Donelon is not only president of the National Association of Insurance Commissioners, he is also the insurance commissioner for Louisiana—a state expected to be hit hard by rate increases when the 2012 Biggert-Waters Act comes to town.

To protect homeowners from premium hikes of up to 3,000% in some areas, Donelon asked the President to exempt Louisiana from the effects of the law.

Donelon used documentation prepared by groups like Greater New Orleans Inc., the National Association of Homebuilders and the National Association of Realtors to convince Obama that such rate increases would be detrimental to home and business owners in the state.

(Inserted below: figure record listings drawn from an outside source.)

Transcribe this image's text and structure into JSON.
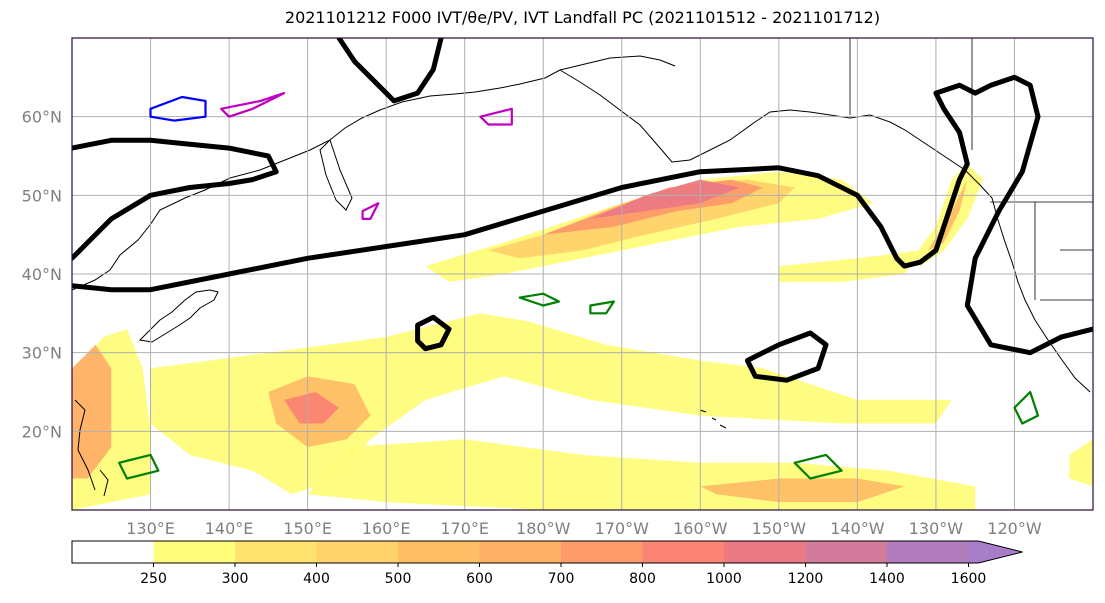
{
  "title": "2021101212 F000 IVT/θe/PV, IVT Landfall PC (2021101512 - 2021101712)",
  "map": {
    "projection": "PlateCarree",
    "lon_range": [
      120,
      250
    ],
    "lat_range": [
      10,
      70
    ],
    "lat_labels": [
      {
        "lat": 60,
        "text": "60°N"
      },
      {
        "lat": 50,
        "text": "50°N"
      },
      {
        "lat": 40,
        "text": "40°N"
      },
      {
        "lat": 30,
        "text": "30°N"
      },
      {
        "lat": 20,
        "text": "20°N"
      }
    ],
    "lon_labels": [
      {
        "lon": 130,
        "text": "130°E"
      },
      {
        "lon": 140,
        "text": "140°E"
      },
      {
        "lon": 150,
        "text": "150°E"
      },
      {
        "lon": 160,
        "text": "160°E"
      },
      {
        "lon": 170,
        "text": "170°E"
      },
      {
        "lon": 180,
        "text": "180°W"
      },
      {
        "lon": 190,
        "text": "170°W"
      },
      {
        "lon": 200,
        "text": "160°W"
      },
      {
        "lon": 210,
        "text": "150°W"
      },
      {
        "lon": 220,
        "text": "140°W"
      },
      {
        "lon": 230,
        "text": "130°W"
      },
      {
        "lon": 240,
        "text": "120°W"
      }
    ],
    "grid_lons": [
      130,
      140,
      150,
      160,
      170,
      180,
      190,
      200,
      210,
      220,
      230,
      240
    ],
    "grid_lats": [
      20,
      30,
      40,
      50,
      60
    ],
    "colors": {
      "grid": "#b0b0b0",
      "coast": "#000000",
      "theta_e_contour": "#000000",
      "pv_contour": "#008000",
      "pv_negative": "#c000c0",
      "pv_low": "#0000ff",
      "frame": "#2a0a3a"
    }
  },
  "colorbar": {
    "levels": [
      "250",
      "300",
      "400",
      "500",
      "600",
      "700",
      "800",
      "1000",
      "1200",
      "1400",
      "1600"
    ],
    "colors": [
      "#ffffff",
      "#fffd7a",
      "#ffe36e",
      "#ffd26a",
      "#ffbe66",
      "#ffb067",
      "#ff9a6a",
      "#fb8474",
      "#ec7a84",
      "#d47a9a",
      "#b07cbc",
      "#a77cc8"
    ],
    "extend": "max"
  },
  "chart_data": {
    "type": "heatmap",
    "field": "IVT",
    "bins": [
      250,
      300,
      400,
      500,
      600,
      700,
      800,
      1000,
      1200,
      1400,
      1600
    ],
    "ivt_regions": [
      {
        "level": 250,
        "points": [
          [
            165,
            41
          ],
          [
            175,
            44
          ],
          [
            190,
            49
          ],
          [
            200,
            52
          ],
          [
            210,
            53
          ],
          [
            218,
            52
          ],
          [
            222,
            49
          ],
          [
            215,
            47
          ],
          [
            205,
            46
          ],
          [
            195,
            44
          ],
          [
            185,
            42
          ],
          [
            175,
            40
          ],
          [
            168,
            39
          ]
        ]
      },
      {
        "level": 400,
        "points": [
          [
            173,
            43
          ],
          [
            180,
            45
          ],
          [
            190,
            49
          ],
          [
            198,
            51
          ],
          [
            206,
            52
          ],
          [
            212,
            51
          ],
          [
            210,
            49
          ],
          [
            202,
            47
          ],
          [
            193,
            45
          ],
          [
            185,
            43
          ],
          [
            177,
            42
          ]
        ]
      },
      {
        "level": 700,
        "points": [
          [
            180,
            45
          ],
          [
            188,
            48
          ],
          [
            196,
            51
          ],
          [
            204,
            52
          ],
          [
            208,
            51
          ],
          [
            204,
            49
          ],
          [
            197,
            48
          ],
          [
            189,
            46
          ]
        ]
      },
      {
        "level": 1000,
        "points": [
          [
            186,
            47
          ],
          [
            193,
            50
          ],
          [
            200,
            52
          ],
          [
            205,
            51
          ],
          [
            200,
            49
          ],
          [
            193,
            48
          ]
        ]
      },
      {
        "level": 250,
        "points": [
          [
            227,
            42
          ],
          [
            230,
            46
          ],
          [
            232,
            52
          ],
          [
            234,
            54
          ],
          [
            236,
            52
          ],
          [
            234,
            47
          ],
          [
            231,
            43
          ],
          [
            228,
            41
          ]
        ]
      },
      {
        "level": 500,
        "points": [
          [
            229,
            43
          ],
          [
            232,
            48
          ],
          [
            234,
            52
          ],
          [
            233,
            48
          ],
          [
            231,
            44
          ]
        ]
      },
      {
        "level": 250,
        "points": [
          [
            210,
            41
          ],
          [
            220,
            42
          ],
          [
            228,
            43
          ],
          [
            226,
            40
          ],
          [
            218,
            39
          ],
          [
            210,
            39
          ]
        ]
      },
      {
        "level": 250,
        "points": [
          [
            120,
            27
          ],
          [
            124,
            32
          ],
          [
            127,
            33
          ],
          [
            129,
            28
          ],
          [
            130,
            20
          ],
          [
            130,
            12
          ],
          [
            120,
            10
          ]
        ]
      },
      {
        "level": 600,
        "points": [
          [
            120,
            28
          ],
          [
            123,
            31
          ],
          [
            125,
            28
          ],
          [
            125,
            18
          ],
          [
            122,
            14
          ],
          [
            120,
            14
          ]
        ]
      },
      {
        "level": 250,
        "points": [
          [
            130,
            28
          ],
          [
            145,
            30
          ],
          [
            160,
            32
          ],
          [
            172,
            35
          ],
          [
            178,
            34
          ],
          [
            188,
            31
          ],
          [
            200,
            29
          ],
          [
            208,
            28
          ],
          [
            220,
            24
          ],
          [
            232,
            24
          ],
          [
            230,
            21
          ],
          [
            218,
            21
          ],
          [
            200,
            22
          ],
          [
            186,
            24
          ],
          [
            175,
            27
          ],
          [
            165,
            24
          ],
          [
            158,
            19
          ],
          [
            154,
            14
          ],
          [
            148,
            12
          ],
          [
            143,
            15
          ],
          [
            135,
            17
          ],
          [
            130,
            21
          ]
        ]
      },
      {
        "level": 500,
        "points": [
          [
            145,
            25
          ],
          [
            150,
            27
          ],
          [
            156,
            26
          ],
          [
            158,
            22
          ],
          [
            155,
            19
          ],
          [
            150,
            18
          ],
          [
            146,
            21
          ]
        ]
      },
      {
        "level": 800,
        "points": [
          [
            147,
            24
          ],
          [
            151,
            25
          ],
          [
            154,
            23
          ],
          [
            152,
            21
          ],
          [
            149,
            21
          ]
        ]
      },
      {
        "level": 250,
        "points": [
          [
            155,
            18
          ],
          [
            170,
            19
          ],
          [
            185,
            17
          ],
          [
            200,
            16
          ],
          [
            212,
            16
          ],
          [
            224,
            15
          ],
          [
            235,
            13
          ],
          [
            235,
            10
          ],
          [
            210,
            10
          ],
          [
            180,
            10
          ],
          [
            160,
            11
          ],
          [
            150,
            12
          ]
        ]
      },
      {
        "level": 500,
        "points": [
          [
            200,
            13
          ],
          [
            210,
            14
          ],
          [
            220,
            14
          ],
          [
            226,
            13
          ],
          [
            220,
            11
          ],
          [
            210,
            11
          ],
          [
            202,
            12
          ]
        ]
      },
      {
        "level": 250,
        "points": [
          [
            247,
            17
          ],
          [
            250,
            19
          ],
          [
            250,
            13
          ],
          [
            247,
            14
          ]
        ]
      }
    ],
    "theta_e_contours": [
      {
        "closed": false,
        "points": [
          [
            120,
            38.5
          ],
          [
            125,
            38
          ],
          [
            130,
            38
          ],
          [
            140,
            40
          ],
          [
            150,
            42
          ],
          [
            160,
            43.5
          ],
          [
            170,
            45
          ],
          [
            180,
            48
          ],
          [
            190,
            51
          ],
          [
            200,
            53
          ],
          [
            210,
            53.5
          ],
          [
            215,
            52.5
          ],
          [
            220,
            50
          ],
          [
            223,
            46
          ],
          [
            225,
            42
          ],
          [
            226,
            41
          ],
          [
            228,
            41.5
          ],
          [
            230,
            43
          ],
          [
            232,
            49
          ],
          [
            233,
            52
          ],
          [
            234,
            54
          ],
          [
            233,
            58
          ],
          [
            231,
            61
          ],
          [
            230,
            63
          ],
          [
            233,
            64
          ],
          [
            235,
            63
          ],
          [
            237,
            64
          ],
          [
            240,
            65
          ],
          [
            242,
            64
          ],
          [
            243,
            60
          ],
          [
            241,
            53
          ],
          [
            238,
            48
          ],
          [
            235,
            42
          ],
          [
            234,
            36
          ],
          [
            237,
            31
          ],
          [
            242,
            30
          ],
          [
            246,
            32
          ],
          [
            250,
            33
          ]
        ]
      },
      {
        "closed": false,
        "points": [
          [
            120,
            56
          ],
          [
            125,
            57
          ],
          [
            130,
            57
          ],
          [
            135,
            56.5
          ],
          [
            140,
            56
          ],
          [
            145,
            55
          ],
          [
            146,
            53
          ],
          [
            143,
            52
          ],
          [
            140,
            51.5
          ],
          [
            135,
            51
          ],
          [
            130,
            50
          ],
          [
            125,
            47
          ],
          [
            122,
            44
          ],
          [
            120,
            42
          ]
        ]
      },
      {
        "closed": true,
        "points": [
          [
            167,
            31
          ],
          [
            168,
            33
          ],
          [
            166,
            34.5
          ],
          [
            164,
            33.5
          ],
          [
            164,
            31.5
          ],
          [
            165,
            30.5
          ]
        ]
      },
      {
        "closed": true,
        "points": [
          [
            206,
            29
          ],
          [
            210,
            31
          ],
          [
            214,
            32.5
          ],
          [
            216,
            31
          ],
          [
            215,
            28
          ],
          [
            211,
            26.5
          ],
          [
            207,
            27
          ]
        ]
      },
      {
        "closed": false,
        "points": [
          [
            154,
            70
          ],
          [
            156,
            67
          ],
          [
            159,
            64
          ],
          [
            161,
            62
          ],
          [
            164,
            63
          ],
          [
            166,
            66
          ],
          [
            167,
            70
          ]
        ]
      }
    ],
    "pv_contours": [
      {
        "sign": "positive",
        "points": [
          [
            177,
            37
          ],
          [
            180,
            36
          ],
          [
            182,
            36.5
          ],
          [
            180,
            37.5
          ]
        ]
      },
      {
        "sign": "positive",
        "points": [
          [
            186,
            36
          ],
          [
            189,
            36.5
          ],
          [
            188,
            35
          ],
          [
            186,
            35
          ]
        ]
      },
      {
        "sign": "positive",
        "points": [
          [
            212,
            16
          ],
          [
            216,
            17
          ],
          [
            218,
            15
          ],
          [
            214,
            14
          ]
        ]
      },
      {
        "sign": "positive",
        "points": [
          [
            126,
            16
          ],
          [
            130,
            17
          ],
          [
            131,
            15
          ],
          [
            127,
            14
          ]
        ]
      },
      {
        "sign": "positive",
        "points": [
          [
            240,
            23
          ],
          [
            242,
            25
          ],
          [
            243,
            22
          ],
          [
            241,
            21
          ]
        ]
      },
      {
        "sign": "negative",
        "points": [
          [
            139,
            61
          ],
          [
            144,
            62
          ],
          [
            147,
            63
          ],
          [
            143,
            61
          ],
          [
            140,
            60
          ]
        ]
      },
      {
        "sign": "negative",
        "points": [
          [
            172,
            60
          ],
          [
            176,
            61
          ],
          [
            176,
            59
          ],
          [
            173,
            59
          ]
        ]
      },
      {
        "sign": "negative",
        "points": [
          [
            157,
            48
          ],
          [
            159,
            49
          ],
          [
            158,
            47
          ],
          [
            157,
            47
          ]
        ]
      },
      {
        "sign": "low",
        "points": [
          [
            130,
            61
          ],
          [
            134,
            62.5
          ],
          [
            137,
            62
          ],
          [
            137,
            60
          ],
          [
            133,
            59.5
          ],
          [
            130,
            60
          ]
        ]
      }
    ]
  }
}
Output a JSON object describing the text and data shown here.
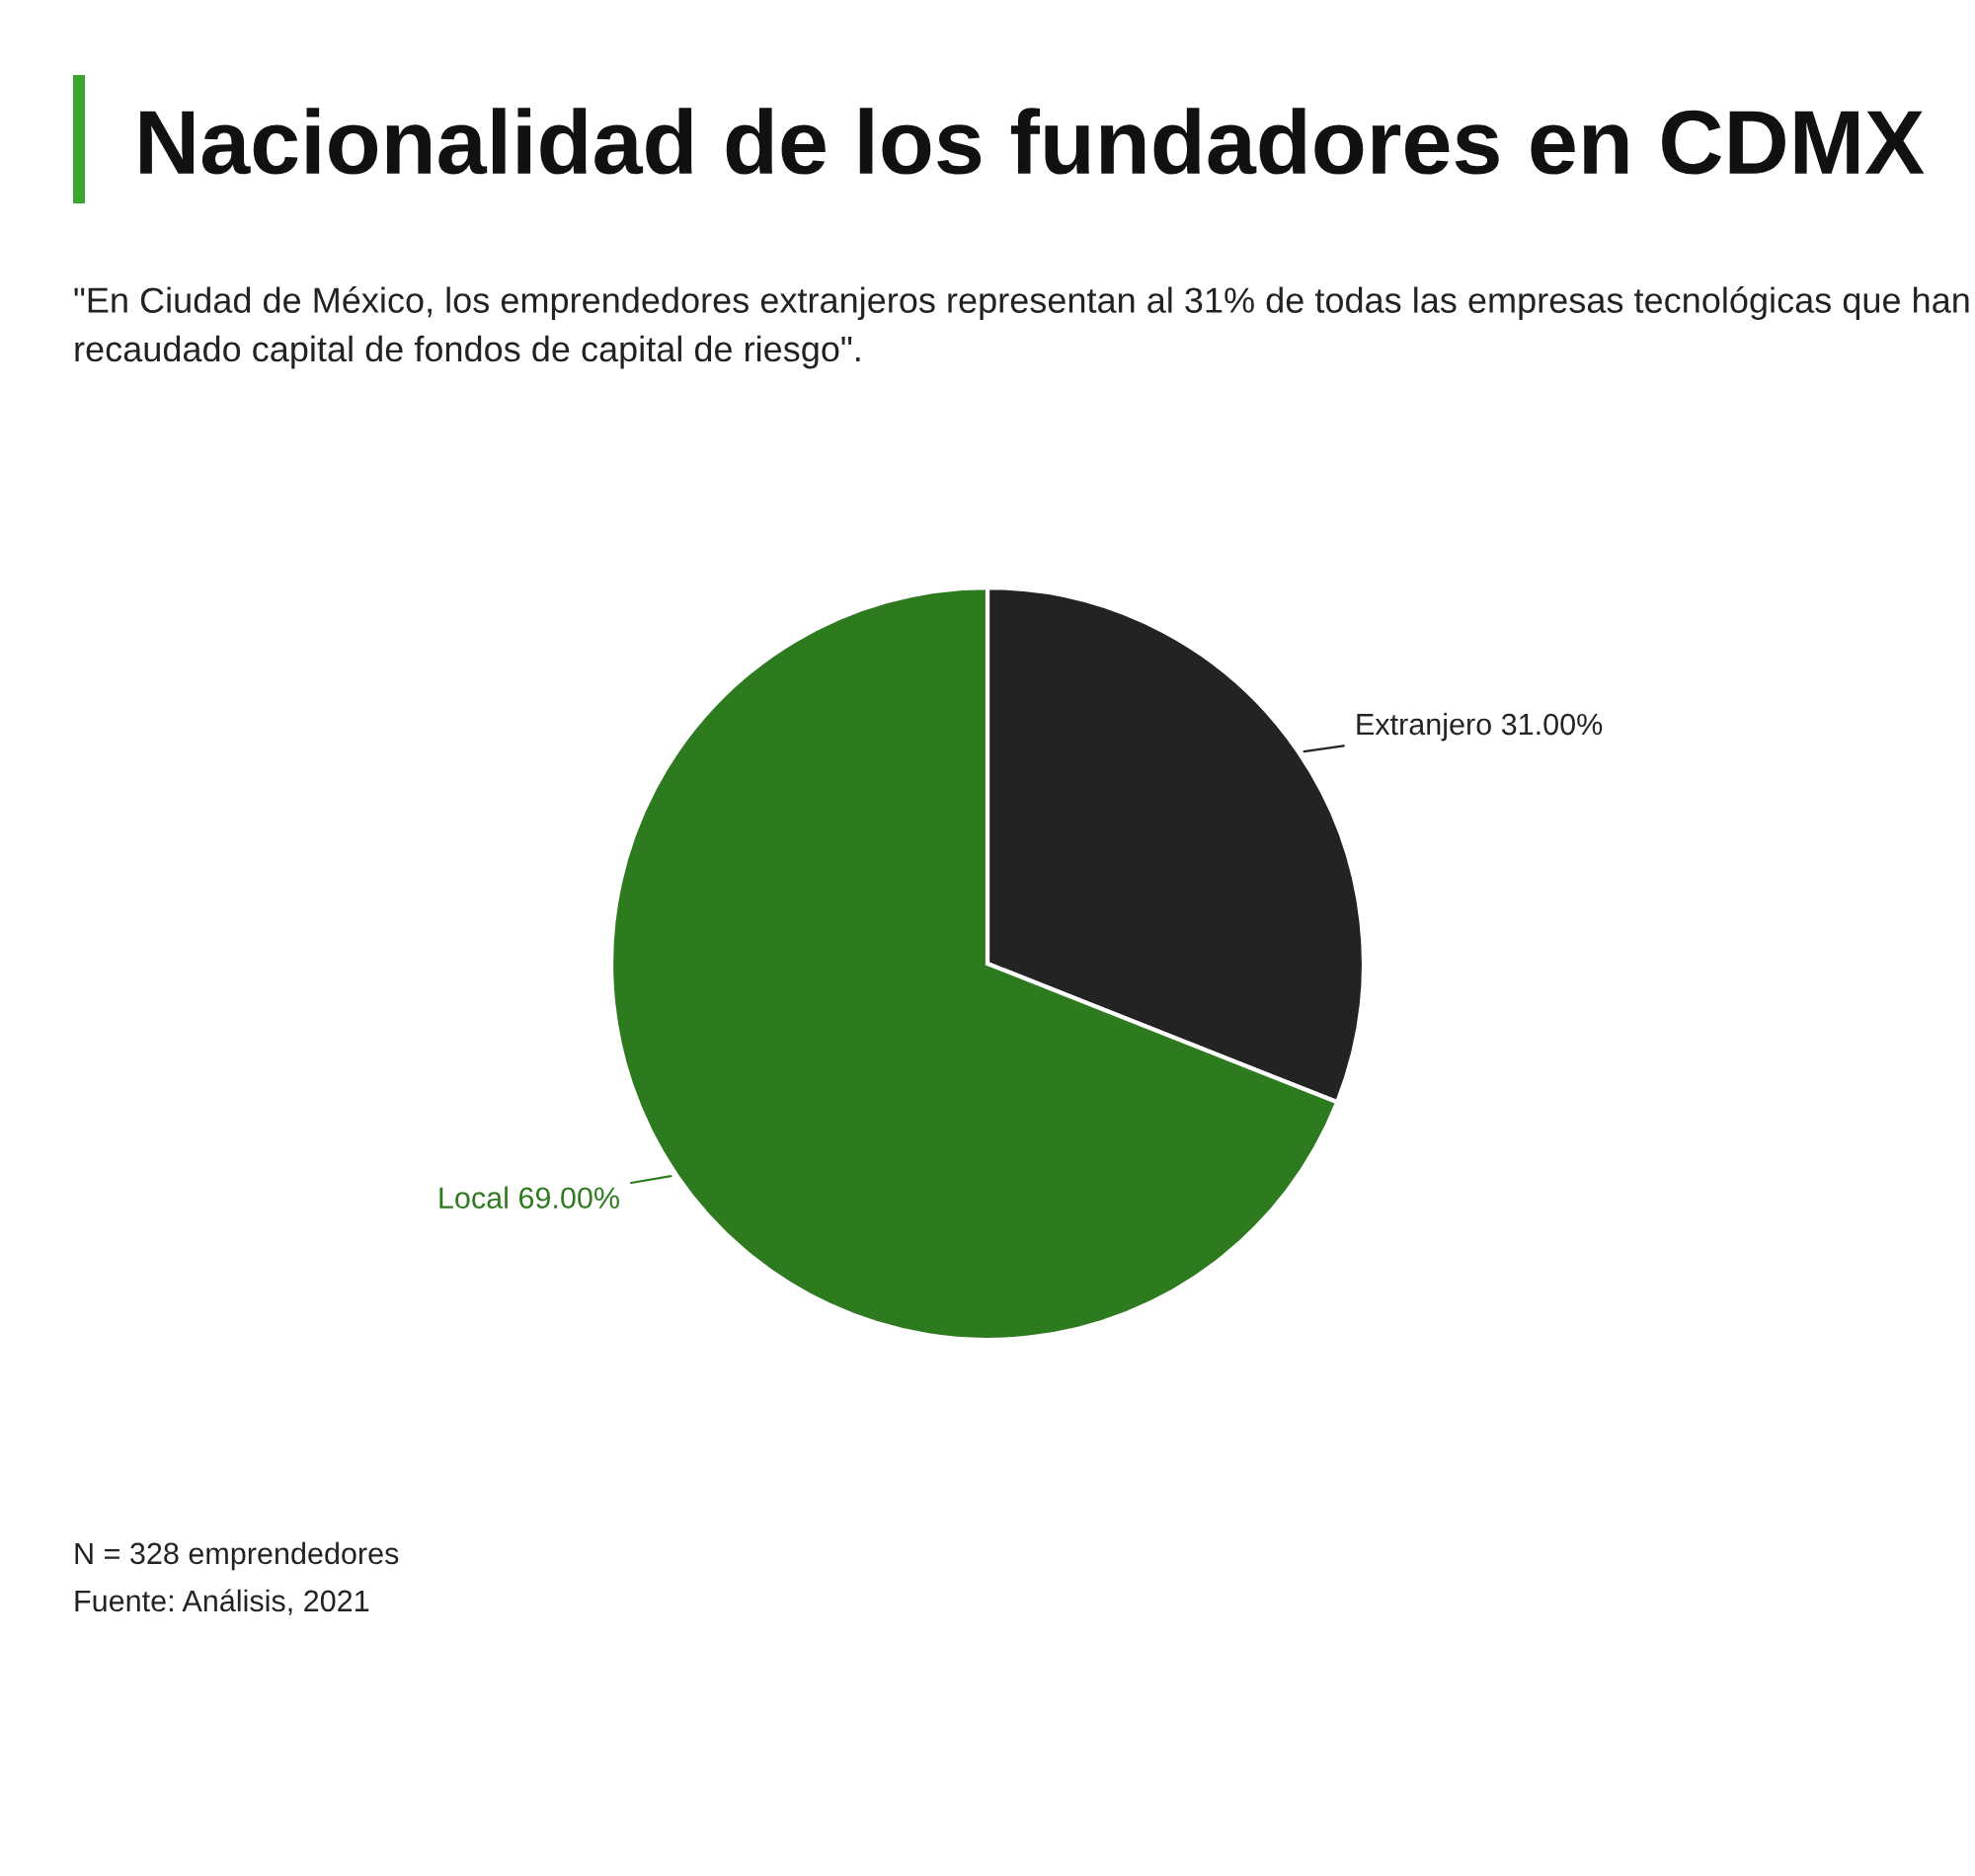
{
  "chart_data": {
    "type": "pie",
    "title": "Nacionalidad de los fundadores en CDMX",
    "subtitle": "\"En Ciudad de México, los emprendedores extranjeros representan al 31% de todas las empresas tecnológicas que han recaudado capital de fondos de capital de riesgo\".",
    "categories": [
      "Extranjero",
      "Local"
    ],
    "values": [
      31,
      69
    ],
    "colors": [
      "#232323",
      "#2e7b1f"
    ],
    "value_labels": [
      "31.00%",
      "69.00%"
    ],
    "annotations": [
      "N = 328 emprendedores",
      "Fuente: Análisis, 2021"
    ]
  }
}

“We have a working coast, not second or vacation homes,” he said. “This is important for Louisiana as well as the rest of the country. We need forbearance from the rate increases mandated by the 2012 law.”

Roughly 49% of flood insurance policyholders in Louisiana receive government subsidies, but Donelon and other state advocates say the subsidies aren’t enough to defend the area from the economic consequences of Biggert-Waters.

Instead, the state needs special “forbearance” from the White House not granted to other states, he said.

The outreach to the President is the latest in a series of efforts Louisiana has made to stall rate increases, including hosting a roundtable discussion with FEMA, supporting a Mississippi lawsuit against the agency and sponsoring congressional legislation to halt the rate hikes.

Obama agreed to read the documentation, but declined to make a commitment to act on it, Donelon said.